Elle fait pleurer les dragons et conclut une entente

Elle fait pleurer les dragons et conclut une entente
Marie-Ève Chamberland (en bleu) et son partenaire Charles-Olivier Dumont sont entourés par les dragons investisseurs. (Photo : Yanick MacDonald)

AFFAIRES. Il y a deux ans presque jour pour jour, Marie-Ève Chamberland, une Drummondvilloise exilée à Québec, lançait Un cadeau du ciel, une entreprise qui devait révolutionner l’héritage des gens. Elle peut maintenant dire «mission accomplie» en ayant fait craquer trois investisseurs lors de son passage à l’émission Dans l’œil du dragon, mercredi soir, sur les ondes de Radio-Canada.

C’est à la suite du décès de sa grand-mère, il y a quelques années, que Mme Chamberland a commencé à penser à son entreprise. La femme d’affaires précise qu’après quelques années de recherches, elle s’est rendue compte que son entreprise était la première en Amérique du Nord et même en Europe à offrir une expérience de la sorte.

«Le concept est simple : laisser un souvenir sous forme d’un héritage affectif par le biais de cartes avec un message personnalisé, des messages vidéo, une collection de bijoux ou une expérience de réalité virtuelle. Le produit sera livré au moment indiqué par le client, par exemple, un mois après son décès ou le premier Noël après son départ», a expliqué Mme Chamberland.

Après s’être fait tirer les oreilles pas son entourage pour qu’elle participe à l’émission Dans l’œil du dragon, Marie-Ève Chamberland a tenté sa chance en novembre 2019. «C’est un long processus qui se déroule en plusieurs étapes. J’ai franchi l’entrevue téléphonique pour ensuite aller rencontrer l’équipe en personne. Il s’est créé un lien avec eux. Ils sont vraiment là pour nous aider. J’ai finalement participé au tournage de l’émission le 24 février dernier. Ç’a été tout un défi de garder le secret jusqu’à tout récemment», a-t-elle avoué.

Marie-Ève Chamberland. (Photo gracieuseté)

Fébrile, l’entrepreneure a passé tout près d’une heure sur le plateau de l’émission afin de tenter de convaincre les dragons d’investir dans son entreprise. «De loin l’une des expériences les plus «challengeantes» de ma vie. Tu ne peux pas te «planter» devant des milliers de téléspectateurs. Je jouais le tout pour le tout et je voulais une entente. J’ai été touchée par les paroles des dragons qui me disaient que mon concept était solide et pertinent», a ajouté Mme Chamberland.

À la suite de sa présentation, qui a été entrecoupée par des retouches de maquillage auprès des dragons émus par sa prestation, trois investisseurs lui ont fait une proposition.
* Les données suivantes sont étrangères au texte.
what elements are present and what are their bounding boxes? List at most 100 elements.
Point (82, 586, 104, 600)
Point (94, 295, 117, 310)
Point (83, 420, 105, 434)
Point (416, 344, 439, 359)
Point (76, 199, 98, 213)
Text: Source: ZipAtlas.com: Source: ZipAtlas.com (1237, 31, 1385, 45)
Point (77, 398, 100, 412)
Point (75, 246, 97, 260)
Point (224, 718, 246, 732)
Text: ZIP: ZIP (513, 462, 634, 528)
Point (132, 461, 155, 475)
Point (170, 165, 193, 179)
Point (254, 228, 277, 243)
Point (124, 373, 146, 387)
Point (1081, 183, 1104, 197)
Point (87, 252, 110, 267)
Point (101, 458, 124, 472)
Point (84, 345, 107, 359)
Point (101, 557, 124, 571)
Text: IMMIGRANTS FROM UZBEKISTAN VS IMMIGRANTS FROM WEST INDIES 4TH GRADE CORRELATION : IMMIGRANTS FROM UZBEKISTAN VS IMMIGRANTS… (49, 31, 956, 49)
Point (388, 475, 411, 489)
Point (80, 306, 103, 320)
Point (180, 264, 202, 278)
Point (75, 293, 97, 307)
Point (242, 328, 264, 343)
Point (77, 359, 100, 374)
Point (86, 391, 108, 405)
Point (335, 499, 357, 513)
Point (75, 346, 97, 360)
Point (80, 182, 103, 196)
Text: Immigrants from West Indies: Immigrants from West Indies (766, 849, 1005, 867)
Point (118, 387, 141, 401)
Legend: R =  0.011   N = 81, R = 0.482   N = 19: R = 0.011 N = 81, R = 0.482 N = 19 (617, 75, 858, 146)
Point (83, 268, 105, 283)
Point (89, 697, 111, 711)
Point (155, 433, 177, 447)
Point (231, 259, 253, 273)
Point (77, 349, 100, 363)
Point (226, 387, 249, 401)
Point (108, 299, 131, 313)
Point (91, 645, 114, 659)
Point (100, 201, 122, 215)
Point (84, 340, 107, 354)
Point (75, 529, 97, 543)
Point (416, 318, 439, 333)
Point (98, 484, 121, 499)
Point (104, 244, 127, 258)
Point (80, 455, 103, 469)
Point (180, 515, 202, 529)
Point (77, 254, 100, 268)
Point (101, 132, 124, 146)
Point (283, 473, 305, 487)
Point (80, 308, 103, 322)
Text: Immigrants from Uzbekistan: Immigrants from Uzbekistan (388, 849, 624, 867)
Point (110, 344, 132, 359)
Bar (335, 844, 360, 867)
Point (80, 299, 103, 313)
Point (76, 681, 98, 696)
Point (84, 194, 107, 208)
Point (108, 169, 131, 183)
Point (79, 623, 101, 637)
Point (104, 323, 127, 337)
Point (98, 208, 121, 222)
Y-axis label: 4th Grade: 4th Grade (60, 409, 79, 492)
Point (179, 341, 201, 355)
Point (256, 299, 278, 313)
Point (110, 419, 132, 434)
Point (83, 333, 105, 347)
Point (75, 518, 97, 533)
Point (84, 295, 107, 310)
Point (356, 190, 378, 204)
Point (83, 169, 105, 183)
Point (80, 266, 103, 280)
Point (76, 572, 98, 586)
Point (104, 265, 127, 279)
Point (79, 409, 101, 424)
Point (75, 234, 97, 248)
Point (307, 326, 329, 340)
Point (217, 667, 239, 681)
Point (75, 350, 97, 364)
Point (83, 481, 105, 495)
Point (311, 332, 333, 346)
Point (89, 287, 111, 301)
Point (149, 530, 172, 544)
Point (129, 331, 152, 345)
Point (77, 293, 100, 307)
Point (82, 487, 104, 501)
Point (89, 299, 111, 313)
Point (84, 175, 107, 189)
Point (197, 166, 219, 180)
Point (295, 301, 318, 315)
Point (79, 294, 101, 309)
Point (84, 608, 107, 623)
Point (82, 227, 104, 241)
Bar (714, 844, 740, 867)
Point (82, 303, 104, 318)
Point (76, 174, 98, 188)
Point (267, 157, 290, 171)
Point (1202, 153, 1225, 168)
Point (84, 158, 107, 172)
«Je demandais 87 000 $ pour 10 % de l’entreprise. Je suis allée dans le «bunker» avec mon partenaire Charles-Olivier Dumont de Victoriaville & Co. pour discuter de l’offre des dragons qui était de 95 000 $ pour 15 %. Je ne sais pas si ça s’est déjà fait, mais nous avons proposé deux contre-offres du même coup et ils ont accepté celle de 115 000 $ pour 15 %. Je suis vraiment contente», a-t-elle précisé.

Isabèle Chevalier, Georges Karam et la dragonne invitée Anne Marcotte ont levé la main pour embarquer dans l’aventure Un cadeau du ciel.

Au lendemain de son passage à la télé, Marie-Ève Chamberland est impressionnée par l’impact que cette visibilité a apporté. «Ç’a été instantané. Déjà que, juste avec le «teaser» de l’émission, nous avions 12 points de service de plus en seulement trois jours. Ce matin, j’avais peur que mon site internet n’ait pas supporté l’achalandage, mais il a tenu le coup. J’ai une belle équipe et on travaille tous de la maison. Vous m’auriez demandé de rêver au déroulement de mon passage à l’émission Dans l’œil du dragon et je n’aurais jamais même osé rêver aussi grand et intensément», a-t-elle exprimé en conclusion.

Un cadeau du ciel a réalisé au cours des deux dernières années des ententes avec Victoriaville & Co, un partenaire financier important et le distributeur officiel de ses produits et services; Jean-Marie Lapointe, cofondateur de l’Hymne à la vie, un hommage, sous forme de célébration, fait à un être cher dans un contexte de fin de vie ou de moment significatif; ainsi que Josée Masson,  directrice générale de Deuil-Jeunesse, qui collabore avec son équipe de travailleurs sociaux et assure l’accompagnement dans le deuil.